The company posted highest EBITDA of Rs 112-crore during Q3 FY21 (despite 7% lower volumes) on the back of higher speciality sales (13% YOY), better operating margins from last year and inventory gain of Rs 7-crore due to raw material price increase.
During the nine months ended 31 December 2020, the company had surpassed the profitability numbers for the previous full year.
During the quarter, the company bought back 12.67 lakh shares at a price of Rs 576 per share. The buyback reflects management’s confidence in the company business strategy and growth prospects. Improvement in EPS, RoE, and RoCE will start coming from next quarter.
The board of directors have declared interim dividend of Rs 25 per share for FY 20-21 and fixed 8 February 2021 as the record date.

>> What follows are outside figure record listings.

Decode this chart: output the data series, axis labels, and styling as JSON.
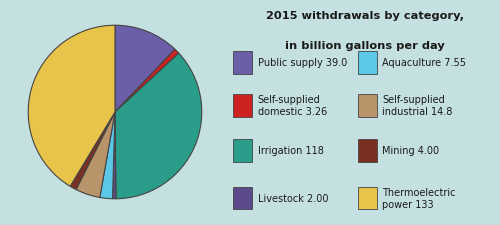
{
  "title_line1": "2015 withdrawals by category,",
  "title_line2": "in billion gallons per day",
  "values": [
    39.0,
    3.26,
    118.0,
    2.0,
    7.55,
    14.8,
    4.0,
    133.0
  ],
  "colors": [
    "#6b5faa",
    "#cc2222",
    "#2a9d8a",
    "#5c4a8a",
    "#5bc8e8",
    "#b8946a",
    "#7a3020",
    "#e8c44a"
  ],
  "background_color": "#c5e0e0",
  "edge_color": "#444444",
  "startangle": 90,
  "legend_left": [
    {
      "label": "Public supply ",
      "bold": "39.0",
      "idx": 0
    },
    {
      "label": "Self-supplied\ndomestic ",
      "bold": "3.26",
      "idx": 1
    },
    {
      "label": "Irrigation ",
      "bold": "118",
      "idx": 2
    },
    {
      "label": "Livestock ",
      "bold": "2.00",
      "idx": 3
    }
  ],
  "legend_right": [
    {
      "label": "Aquaculture ",
      "bold": "7.55",
      "idx": 4
    },
    {
      "label": "Self-supplied\nindustrial ",
      "bold": "14.8",
      "idx": 5
    },
    {
      "label": "Mining ",
      "bold": "4.00",
      "idx": 6
    },
    {
      "label": "Thermoelectric\npower ",
      "bold": "133",
      "idx": 7
    }
  ]
}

Pankaj Poddar, CEO, Cosmo Films, said, “The company has posted highest ever EBITDA during Q3, FY21 despite 7% lower volume (partly due to de-bottlenecking one large production line to enable specialty films production). The company is set to further grow the specialty films production with the same. The company’s subsidiary will soon start commercialisation of textile chemicals developed through in-house R&D. The company’s sustainability drive is helping in reducing various wastages and carbon footprint and also contributing towards cost reduction. Specialised BOPET, specialised Chemicals and Pet Care projects are progressing as per plan.”